On the list is the Institute for Research and Journals (IRAJ), which is organizing ICRIEST. In an article in The Hindu on September 26, 2012, Prof. Beall says, “They want others to work for free, and they want to make money off the good reputations of honest researchers.”

Mr. Kabra told me he had registered himself for the presentation—and not before he was able to bargain with them, “like … with a vegetable vendor”, and avail a 50 per cent discount on the fees. As silly as it sounds, this is not the mark of a reputable institution but a telltale sign of a publisher incapable of understanding the indignity of such bargains.

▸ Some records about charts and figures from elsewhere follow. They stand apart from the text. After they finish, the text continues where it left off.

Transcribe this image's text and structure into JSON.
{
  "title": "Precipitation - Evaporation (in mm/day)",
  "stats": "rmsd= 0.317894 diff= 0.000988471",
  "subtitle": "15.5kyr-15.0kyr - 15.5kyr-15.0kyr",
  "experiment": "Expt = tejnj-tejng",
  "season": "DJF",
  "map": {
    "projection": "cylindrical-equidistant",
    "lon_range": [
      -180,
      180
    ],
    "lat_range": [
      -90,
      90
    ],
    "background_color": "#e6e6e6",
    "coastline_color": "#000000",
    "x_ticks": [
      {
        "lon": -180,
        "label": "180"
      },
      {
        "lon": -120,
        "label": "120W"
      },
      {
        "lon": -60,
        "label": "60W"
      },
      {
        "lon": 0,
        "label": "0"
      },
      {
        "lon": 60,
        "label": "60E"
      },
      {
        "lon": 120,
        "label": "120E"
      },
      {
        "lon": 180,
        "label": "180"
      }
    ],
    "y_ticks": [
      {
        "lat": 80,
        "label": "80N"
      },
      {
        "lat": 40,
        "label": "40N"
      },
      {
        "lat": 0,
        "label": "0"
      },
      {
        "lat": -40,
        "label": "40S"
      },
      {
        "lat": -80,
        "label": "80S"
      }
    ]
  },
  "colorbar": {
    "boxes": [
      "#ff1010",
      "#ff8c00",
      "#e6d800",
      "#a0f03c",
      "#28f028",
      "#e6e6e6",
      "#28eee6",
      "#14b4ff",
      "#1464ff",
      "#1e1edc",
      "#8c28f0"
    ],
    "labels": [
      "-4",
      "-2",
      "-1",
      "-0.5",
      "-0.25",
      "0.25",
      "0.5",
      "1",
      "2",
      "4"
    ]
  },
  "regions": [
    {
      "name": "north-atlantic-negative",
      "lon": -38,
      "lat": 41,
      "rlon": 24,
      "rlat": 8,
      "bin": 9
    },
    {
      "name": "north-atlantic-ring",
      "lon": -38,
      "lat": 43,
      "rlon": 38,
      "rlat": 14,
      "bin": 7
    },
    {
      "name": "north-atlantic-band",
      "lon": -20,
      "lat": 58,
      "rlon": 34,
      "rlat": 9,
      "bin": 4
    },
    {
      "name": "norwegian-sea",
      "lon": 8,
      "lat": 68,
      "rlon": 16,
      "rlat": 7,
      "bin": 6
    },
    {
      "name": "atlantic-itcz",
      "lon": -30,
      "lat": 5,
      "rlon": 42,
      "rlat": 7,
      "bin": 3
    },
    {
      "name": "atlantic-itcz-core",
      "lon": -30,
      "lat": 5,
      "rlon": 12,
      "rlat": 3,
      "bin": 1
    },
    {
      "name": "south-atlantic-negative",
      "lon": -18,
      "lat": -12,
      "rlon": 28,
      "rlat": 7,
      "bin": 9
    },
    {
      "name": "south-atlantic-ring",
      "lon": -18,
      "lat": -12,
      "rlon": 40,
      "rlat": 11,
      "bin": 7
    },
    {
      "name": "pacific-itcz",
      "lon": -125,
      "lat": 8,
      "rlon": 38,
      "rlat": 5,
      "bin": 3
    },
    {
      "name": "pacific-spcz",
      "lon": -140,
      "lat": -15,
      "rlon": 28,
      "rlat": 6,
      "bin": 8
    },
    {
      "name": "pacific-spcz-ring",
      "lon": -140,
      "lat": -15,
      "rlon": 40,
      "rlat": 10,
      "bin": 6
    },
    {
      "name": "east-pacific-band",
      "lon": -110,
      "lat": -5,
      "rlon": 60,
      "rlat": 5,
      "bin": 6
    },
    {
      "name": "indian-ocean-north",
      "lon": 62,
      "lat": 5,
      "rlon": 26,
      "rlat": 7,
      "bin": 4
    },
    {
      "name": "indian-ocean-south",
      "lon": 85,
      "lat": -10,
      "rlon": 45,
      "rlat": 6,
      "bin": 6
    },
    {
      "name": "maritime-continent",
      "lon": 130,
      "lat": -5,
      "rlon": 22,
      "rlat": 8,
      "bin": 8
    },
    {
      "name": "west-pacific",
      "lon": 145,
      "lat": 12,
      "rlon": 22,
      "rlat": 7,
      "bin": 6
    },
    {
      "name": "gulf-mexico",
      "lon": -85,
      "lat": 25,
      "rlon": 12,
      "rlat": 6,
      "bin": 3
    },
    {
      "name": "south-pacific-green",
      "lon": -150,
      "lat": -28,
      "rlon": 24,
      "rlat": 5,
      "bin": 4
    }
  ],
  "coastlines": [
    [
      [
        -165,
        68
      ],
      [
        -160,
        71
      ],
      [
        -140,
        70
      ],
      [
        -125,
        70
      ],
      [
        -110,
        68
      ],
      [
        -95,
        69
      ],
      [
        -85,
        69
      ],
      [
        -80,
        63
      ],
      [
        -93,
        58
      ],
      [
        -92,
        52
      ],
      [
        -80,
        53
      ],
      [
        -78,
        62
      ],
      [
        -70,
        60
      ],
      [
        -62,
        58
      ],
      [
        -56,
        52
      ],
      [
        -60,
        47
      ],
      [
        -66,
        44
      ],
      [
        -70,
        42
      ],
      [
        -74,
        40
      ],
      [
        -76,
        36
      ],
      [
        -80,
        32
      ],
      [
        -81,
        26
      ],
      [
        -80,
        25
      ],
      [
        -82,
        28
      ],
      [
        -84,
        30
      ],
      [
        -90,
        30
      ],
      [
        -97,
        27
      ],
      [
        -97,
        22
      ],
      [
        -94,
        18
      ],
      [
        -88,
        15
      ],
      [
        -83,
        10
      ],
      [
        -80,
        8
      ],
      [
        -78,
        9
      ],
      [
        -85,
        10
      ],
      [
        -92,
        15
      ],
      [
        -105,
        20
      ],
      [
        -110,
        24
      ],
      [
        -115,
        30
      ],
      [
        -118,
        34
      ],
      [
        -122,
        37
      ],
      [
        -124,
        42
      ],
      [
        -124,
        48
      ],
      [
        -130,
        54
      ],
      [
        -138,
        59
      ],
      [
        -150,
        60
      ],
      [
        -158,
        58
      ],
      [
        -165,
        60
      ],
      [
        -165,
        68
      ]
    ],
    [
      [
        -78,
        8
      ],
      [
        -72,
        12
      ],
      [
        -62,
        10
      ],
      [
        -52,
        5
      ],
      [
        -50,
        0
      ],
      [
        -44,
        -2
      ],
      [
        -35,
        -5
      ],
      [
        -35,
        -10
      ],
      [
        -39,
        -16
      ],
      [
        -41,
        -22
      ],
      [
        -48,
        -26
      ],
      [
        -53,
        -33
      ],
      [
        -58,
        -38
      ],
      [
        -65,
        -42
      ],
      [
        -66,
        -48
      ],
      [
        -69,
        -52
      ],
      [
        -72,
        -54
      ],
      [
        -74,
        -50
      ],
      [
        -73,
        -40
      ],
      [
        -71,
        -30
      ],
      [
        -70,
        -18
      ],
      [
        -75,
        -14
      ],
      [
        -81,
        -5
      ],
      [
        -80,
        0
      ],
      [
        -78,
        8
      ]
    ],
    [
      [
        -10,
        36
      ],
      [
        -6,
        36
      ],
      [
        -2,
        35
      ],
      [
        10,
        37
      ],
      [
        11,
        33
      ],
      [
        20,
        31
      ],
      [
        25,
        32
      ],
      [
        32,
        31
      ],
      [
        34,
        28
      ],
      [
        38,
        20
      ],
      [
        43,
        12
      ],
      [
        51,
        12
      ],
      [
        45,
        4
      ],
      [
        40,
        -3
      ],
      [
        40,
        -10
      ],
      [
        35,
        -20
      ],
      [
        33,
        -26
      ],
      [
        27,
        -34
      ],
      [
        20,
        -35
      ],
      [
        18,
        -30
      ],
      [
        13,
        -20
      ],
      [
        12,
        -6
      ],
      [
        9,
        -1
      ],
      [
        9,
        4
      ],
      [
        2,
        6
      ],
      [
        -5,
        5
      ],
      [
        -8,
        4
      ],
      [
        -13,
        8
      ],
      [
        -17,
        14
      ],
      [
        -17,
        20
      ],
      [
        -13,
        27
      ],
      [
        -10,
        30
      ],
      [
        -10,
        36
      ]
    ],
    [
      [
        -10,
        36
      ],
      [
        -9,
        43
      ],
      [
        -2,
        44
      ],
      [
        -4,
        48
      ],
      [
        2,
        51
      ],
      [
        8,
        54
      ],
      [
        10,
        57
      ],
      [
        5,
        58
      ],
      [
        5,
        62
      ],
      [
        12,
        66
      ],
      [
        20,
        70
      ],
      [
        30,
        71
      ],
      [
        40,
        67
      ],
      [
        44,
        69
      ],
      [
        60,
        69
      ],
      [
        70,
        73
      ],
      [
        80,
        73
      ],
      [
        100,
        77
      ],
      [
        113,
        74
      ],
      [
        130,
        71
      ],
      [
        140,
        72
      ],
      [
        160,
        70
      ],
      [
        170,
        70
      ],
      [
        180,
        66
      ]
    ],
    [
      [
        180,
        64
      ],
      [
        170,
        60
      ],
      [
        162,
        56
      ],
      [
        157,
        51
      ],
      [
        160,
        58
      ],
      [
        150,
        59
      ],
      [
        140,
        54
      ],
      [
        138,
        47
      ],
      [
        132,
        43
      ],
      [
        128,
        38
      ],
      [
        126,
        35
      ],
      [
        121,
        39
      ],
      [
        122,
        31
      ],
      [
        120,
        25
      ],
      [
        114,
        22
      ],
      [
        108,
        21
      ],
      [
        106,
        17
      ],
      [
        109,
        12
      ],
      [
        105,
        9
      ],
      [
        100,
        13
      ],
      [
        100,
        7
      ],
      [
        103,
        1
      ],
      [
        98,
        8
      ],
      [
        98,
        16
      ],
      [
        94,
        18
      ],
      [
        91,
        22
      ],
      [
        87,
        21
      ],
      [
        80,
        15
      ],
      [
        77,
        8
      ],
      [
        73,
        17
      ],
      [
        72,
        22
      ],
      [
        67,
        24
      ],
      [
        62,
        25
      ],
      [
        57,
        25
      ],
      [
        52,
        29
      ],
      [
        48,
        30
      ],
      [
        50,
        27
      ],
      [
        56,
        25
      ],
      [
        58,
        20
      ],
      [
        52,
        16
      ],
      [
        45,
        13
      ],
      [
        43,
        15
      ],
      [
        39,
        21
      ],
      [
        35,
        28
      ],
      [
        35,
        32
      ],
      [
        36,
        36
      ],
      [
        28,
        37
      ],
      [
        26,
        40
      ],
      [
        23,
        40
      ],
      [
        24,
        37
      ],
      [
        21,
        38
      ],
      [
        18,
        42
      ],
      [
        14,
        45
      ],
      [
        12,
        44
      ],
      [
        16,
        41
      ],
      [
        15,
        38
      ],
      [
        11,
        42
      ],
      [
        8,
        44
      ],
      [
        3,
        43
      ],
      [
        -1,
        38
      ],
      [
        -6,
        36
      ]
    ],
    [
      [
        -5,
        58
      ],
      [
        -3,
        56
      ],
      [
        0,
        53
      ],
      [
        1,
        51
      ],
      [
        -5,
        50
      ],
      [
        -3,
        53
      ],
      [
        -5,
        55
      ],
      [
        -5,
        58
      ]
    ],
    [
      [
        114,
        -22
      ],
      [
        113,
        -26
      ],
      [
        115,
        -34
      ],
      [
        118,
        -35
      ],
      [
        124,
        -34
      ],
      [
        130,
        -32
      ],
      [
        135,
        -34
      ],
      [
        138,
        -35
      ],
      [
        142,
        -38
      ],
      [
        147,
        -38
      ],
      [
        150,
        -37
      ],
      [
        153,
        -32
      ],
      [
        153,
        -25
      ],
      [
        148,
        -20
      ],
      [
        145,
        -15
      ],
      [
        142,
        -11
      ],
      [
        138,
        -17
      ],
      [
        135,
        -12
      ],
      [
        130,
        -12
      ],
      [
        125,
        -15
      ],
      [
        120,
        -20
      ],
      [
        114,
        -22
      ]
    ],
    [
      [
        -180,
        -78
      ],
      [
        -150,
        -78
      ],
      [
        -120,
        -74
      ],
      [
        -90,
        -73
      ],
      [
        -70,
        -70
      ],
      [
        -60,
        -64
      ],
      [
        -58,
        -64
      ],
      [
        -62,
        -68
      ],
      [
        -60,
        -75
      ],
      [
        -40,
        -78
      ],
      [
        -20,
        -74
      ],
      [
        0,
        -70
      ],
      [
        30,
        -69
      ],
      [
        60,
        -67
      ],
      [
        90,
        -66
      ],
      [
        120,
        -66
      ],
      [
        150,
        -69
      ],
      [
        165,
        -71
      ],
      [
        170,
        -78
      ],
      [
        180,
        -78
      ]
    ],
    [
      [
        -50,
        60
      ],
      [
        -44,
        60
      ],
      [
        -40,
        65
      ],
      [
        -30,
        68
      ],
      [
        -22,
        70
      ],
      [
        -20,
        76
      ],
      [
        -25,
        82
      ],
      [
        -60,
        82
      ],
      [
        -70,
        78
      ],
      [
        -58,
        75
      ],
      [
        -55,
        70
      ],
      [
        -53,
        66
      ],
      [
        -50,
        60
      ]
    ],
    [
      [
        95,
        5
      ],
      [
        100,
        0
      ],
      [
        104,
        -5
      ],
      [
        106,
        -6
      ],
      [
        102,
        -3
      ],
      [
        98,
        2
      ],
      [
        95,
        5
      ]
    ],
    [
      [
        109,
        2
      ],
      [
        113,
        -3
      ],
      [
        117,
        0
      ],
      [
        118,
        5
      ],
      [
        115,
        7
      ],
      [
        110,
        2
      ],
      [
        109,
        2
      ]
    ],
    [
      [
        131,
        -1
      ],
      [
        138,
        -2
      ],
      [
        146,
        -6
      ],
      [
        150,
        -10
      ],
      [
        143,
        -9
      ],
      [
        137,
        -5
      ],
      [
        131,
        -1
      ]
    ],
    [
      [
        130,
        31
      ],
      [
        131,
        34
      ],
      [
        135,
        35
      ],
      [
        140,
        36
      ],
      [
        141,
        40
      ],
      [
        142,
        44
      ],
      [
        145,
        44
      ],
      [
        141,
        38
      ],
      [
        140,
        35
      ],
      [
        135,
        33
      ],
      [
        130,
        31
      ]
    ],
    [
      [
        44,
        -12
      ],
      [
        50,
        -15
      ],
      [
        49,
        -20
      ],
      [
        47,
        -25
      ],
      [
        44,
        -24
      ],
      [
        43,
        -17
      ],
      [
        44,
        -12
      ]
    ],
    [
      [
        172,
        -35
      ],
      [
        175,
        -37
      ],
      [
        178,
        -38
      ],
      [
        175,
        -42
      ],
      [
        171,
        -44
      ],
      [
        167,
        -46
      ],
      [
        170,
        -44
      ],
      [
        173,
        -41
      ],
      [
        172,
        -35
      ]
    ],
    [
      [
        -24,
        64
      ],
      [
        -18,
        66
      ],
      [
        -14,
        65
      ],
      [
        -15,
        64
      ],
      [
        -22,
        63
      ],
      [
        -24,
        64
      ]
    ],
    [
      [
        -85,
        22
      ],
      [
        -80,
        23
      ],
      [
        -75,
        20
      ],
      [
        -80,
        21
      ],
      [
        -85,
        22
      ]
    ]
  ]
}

Another publisher on Prof. Beall’s list, Asian Journal of Mathematical Sciences, is sly enough to offer a 50 per cent fee-waiver because they “do not want fees to prevent the publication of worthy work”. Yet another journal, Academy Publish, is just honest: “We currently offer a 75 per cent discount to all invitees.”

Other signs, of course, are the use of words with incorrect spellings, as in “Dear Sir/Mam”.

At the end of the day, Mr. Kabra was unable to go ahead with the presentation because he said he was depressed by the sight of Masters students at ICRIEST—some who’d come there, on the west coast, from the eastern-coast state of Odisha. That’s the journey they’re willing to make when pushed by the lure for grades from one side and the existence of conferences like ICRIEST on the other.